For better or worse, even though Harris downplays her ethnicity and gender, identity politics appear to be a driving motivational force in her base support. She’s outpacing Trump in the polls among Blacks, Hispanics, Asians, women and the LGBT. And while it shouldn’t be the overarching reason (but it appears to be the case), identity politics is keeping her in the game despite her lack of specificity in her plans that she’s failed to flesh out opportunity after opportunity. What’s also missing is Harris doesn’t have a major centerpiece legislation like Obamacare to invigorate excitement.
Donald Trump
Former president Donald Trump, 78, has a long laundry list of disqualifying arguments that can be made against him. While Harris is the institutional die-hard, Trump could be the rattling force to shake up the nation’s foundational democratic pillars.

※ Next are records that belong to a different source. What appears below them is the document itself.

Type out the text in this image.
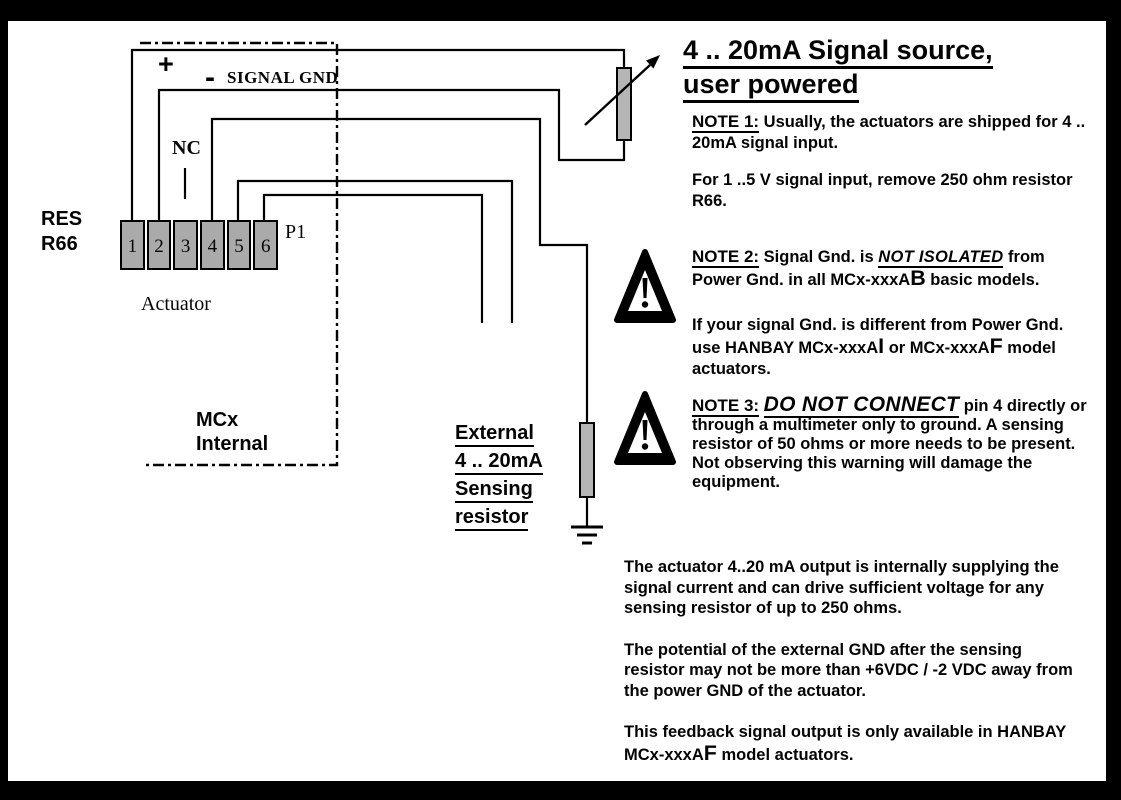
+ - SIGNAL GND
NC
RES
R66	1 2 3 4 5 6
P1
Actuator
MCx
Internal	External
4 .. 20mA
Sensing
resistor
4 .. 20mA Signal source,
user powered
NOTE 1: Usually, the actuators are shipped for 4 .. 20mA signal input.
For 1 ..5 V signal input, remove 250 ohm resistor R66.
NOTE 2: Signal Gnd. is NOT ISOLATED from Power Gnd. in all MCx-xxxAB basic models.
If your signal Gnd. is different from Power Gnd. use HANBAY MCx-xxxAI or MCx-xxxAF model actuators.
NOTE 3: DO NOT CONNECT pin 4 directly or through a multimeter only to ground. A sensing resistor of 50 ohms or more needs to be present.
Not observing this warning will damage the equipment.

The actuator 4..20 mA output is internally supplying the signal current and can drive sufficient voltage for any sensing resistor of up to 250 ohms.

The potential of the external GND after the sensing resistor may not be more than +6VDC / -2 VDC away from the power GND of the actuator.

This feedback signal output is only available in HANBAY MCx-xxxAF model actuators.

His promises to use the government to attack his political enemies – that he likened to “vermin” — is just one among many “clear dangers” to democratic norms.
His vow to deport between 3–15 million of undocumented immigrants using the National Guard is destabilizing. It would be the largest deportation operation in American history. The way he would do it is frightening — rounding up longtime U.S. residents without legal papers, confining them to detention camps, and then deporting them.

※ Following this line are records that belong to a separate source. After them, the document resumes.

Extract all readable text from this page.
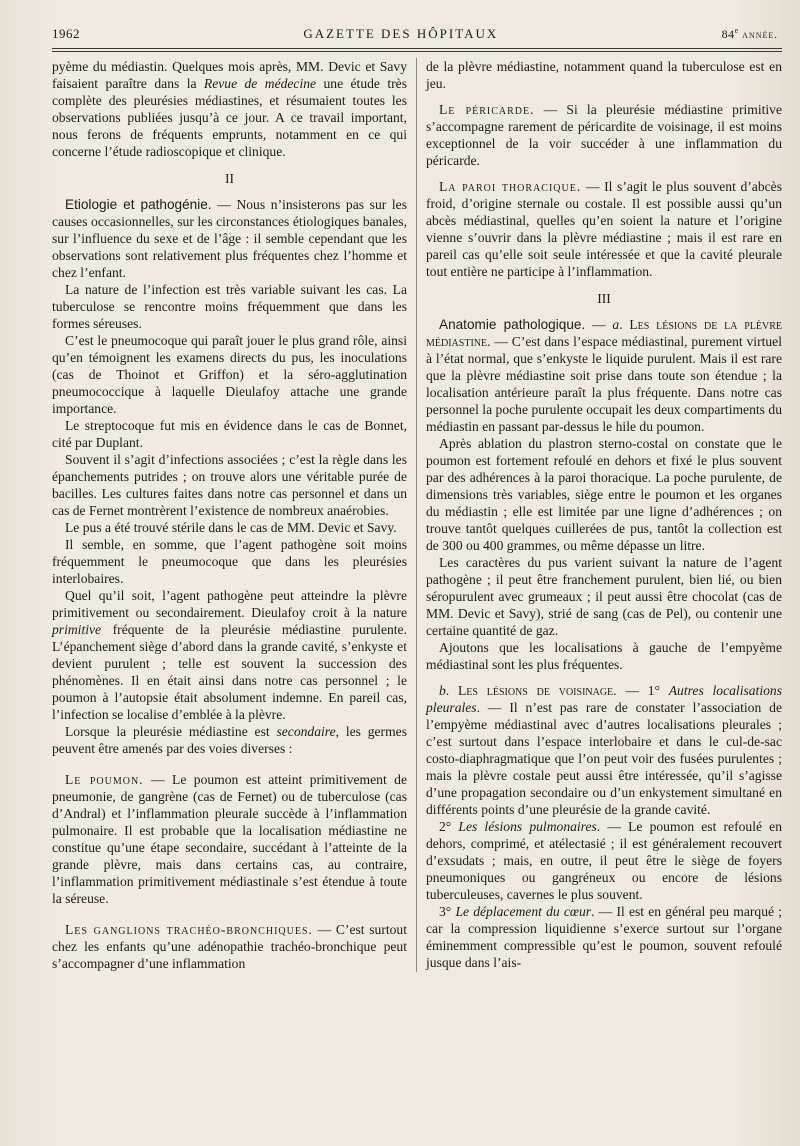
1962	GAZETTE DES HÔPITAUX	84e année.

pyème du médiastin. Quelques mois après, MM. Devic et Savy faisaient paraître dans la Revue de médecine une étude très complète des pleurésies médiastines, et résumaient toutes les observations publiées jusqu’à ce jour. A ce travail important, nous ferons de fréquents emprunts, notamment en ce qui concerne l’étude radioscopique et clinique.

II

Etiologie et pathogénie. — Nous n’insisterons pas sur les causes occasionnelles, sur les circonstances étiologiques banales, sur l’influence du sexe et de l’âge : il semble cependant que les observations sont relativement plus fréquentes chez l’homme et chez l’enfant.

La nature de l’infection est très variable suivant les cas. La tuberculose se rencontre moins fréquemment que dans les formes séreuses.

C’est le pneumocoque qui paraît jouer le plus grand rôle, ainsi qu’en témoignent les examens directs du pus, les inoculations (cas de Thoinot et Griffon) et la séro-agglutination pneumococcique à laquelle Dieulafoy attache une grande importance.

Le streptocoque fut mis en évidence dans le cas de Bonnet, cité par Duplant.

Souvent il s’agit d’infections associées ; c’est la règle dans les épanchements putrides ; on trouve alors une véritable purée de bacilles. Les cultures faites dans notre cas personnel et dans un cas de Fernet montrèrent l’existence de nombreux anaérobies.

Le pus a été trouvé stérile dans le cas de MM. Devic et Savy.

Il semble, en somme, que l’agent pathogène soit moins fréquemment le pneumocoque que dans les pleurésies interlobaires.

Quel qu’il soit, l’agent pathogène peut atteindre la plèvre primitivement ou secondairement. Dieulafoy croit à la nature primitive fréquente de la pleurésie médiastine purulente. L’épanchement siège d’abord dans la grande cavité, s’enkyste et devient purulent ; telle est souvent la succession des phénomènes. Il en était ainsi dans notre cas personnel ; le poumon à l’autopsie était absolument indemne. En pareil cas, l’infection se localise d’emblée à la plèvre.

Lorsque la pleurésie médiastine est secondaire, les germes peuvent être amenés par des voies diverses :

Le poumon. — Le poumon est atteint primitivement de pneumonie, de gangrène (cas de Fernet) ou de tuberculose (cas d’Andral) et l’inflammation pleurale succède à l’inflammation pulmonaire. Il est probable que la localisation médiastine ne constitue qu’une étape secondaire, succédant à l’atteinte de la grande plèvre, mais dans certains cas, au contraire, l’inflammation primitivement médiastinale s’est étendue à toute la séreuse.

Les ganglions trachéo-bronchiques. — C’est surtout chez les enfants qu’une adénopathie trachéo-bronchique peut s’accompagner d’une inflammation

de la plèvre médiastine, notamment quand la tuberculose est en jeu.

Le péricarde. — Si la pleurésie médiastine primitive s’accompagne rarement de péricardite de voisinage, il est moins exceptionnel de la voir succéder à une inflammation du péricarde.

La paroi thoracique. — Il s’agit le plus souvent d’abcès froid, d’origine sternale ou costale. Il est possible aussi qu’un abcès médiastinal, quelles qu’en soient la nature et l’origine vienne s’ouvrir dans la plèvre médiastine ; mais il est rare en pareil cas qu’elle soit seule intéressée et que la cavité pleurale tout entière ne participe à l’inflammation.

III

Anatomie pathologique. — a. Les lésions de la plèvre médiastine. — C’est dans l’espace médiastinal, purement virtuel à l’état normal, que s’enkyste le liquide purulent. Mais il est rare que la plèvre médiastine soit prise dans toute son étendue ; la localisation antérieure paraît la plus fréquente. Dans notre cas personnel la poche purulente occupait les deux compartiments du médiastin en passant par-dessus le hile du poumon.

Après ablation du plastron sterno-costal on constate que le poumon est fortement refoulé en dehors et fixé le plus souvent par des adhérences à la paroi thoracique. La poche purulente, de dimensions très variables, siège entre le poumon et les organes du médiastin ; elle est limitée par une ligne d’adhérences ; on trouve tantôt quelques cuillerées de pus, tantôt la collection est de 300 ou 400 grammes, ou même dépasse un litre.

Les caractères du pus varient suivant la nature de l’agent pathogène ; il peut être franchement purulent, bien lié, ou bien séropurulent avec grumeaux ; il peut aussi être chocolat (cas de MM. Devic et Savy), strié de sang (cas de Pel), ou contenir une certaine quantité de gaz.

Ajoutons que les localisations à gauche de l’empyème médiastinal sont les plus fréquentes.

b. Les lésions de voisinage. — 1° Autres localisations pleurales. — Il n’est pas rare de constater l’association de l’empyème médiastinal avec d’autres localisations pleurales ; c’est surtout dans l’espace interlobaire et dans le cul-de-sac costo-diaphragmatique que l’on peut voir des fusées purulentes ; mais la plèvre costale peut aussi être intéressée, qu’il s’agisse d’une propagation secondaire ou d’un enkystement simultané en différents points d’une pleurésie de la grande cavité.

2° Les lésions pulmonaires. — Le poumon est refoulé en dehors, comprimé, et atélectasié ; il est généralement recouvert d’exsudats ; mais, en outre, il peut être le siège de foyers pneumoniques ou gangréneux ou encore de lésions tuberculeuses, cavernes le plus souvent.

3° Le déplacement du cœur. — Il est en général peu marqué ; car la compression liquidienne s’exerce surtout sur l’organe éminemment compressible qu’est le poumon, souvent refoulé jusque dans l’ais-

Trump’s legal woes alone make him unfit to be president again. He faces federal charges over his alleged participation in a scheme to overturn his election loss in 2020 and has already been convicted of felonies for hush-money payments connected to his 2016 presidential campaign.
Disturbing and intimidating to minority populations, Trump is mostly campaigning on “cultural wars” – xenophobia, book bans, anti-wokeness, anti-DEI, etc. — an encore strategy he knows will keep his base intact.
This time around, what could be an indication that Trump is in better standing than in 2020, Trump is not only polling higher than he did among independents, but these independents are also not shy about announcing their commitment to voting for Trump, unlike in the past when a vote for Trump – outside of his extremist loyalists – was kept quiet. There is less taboo than in his past runs associated with Trump’s campaign.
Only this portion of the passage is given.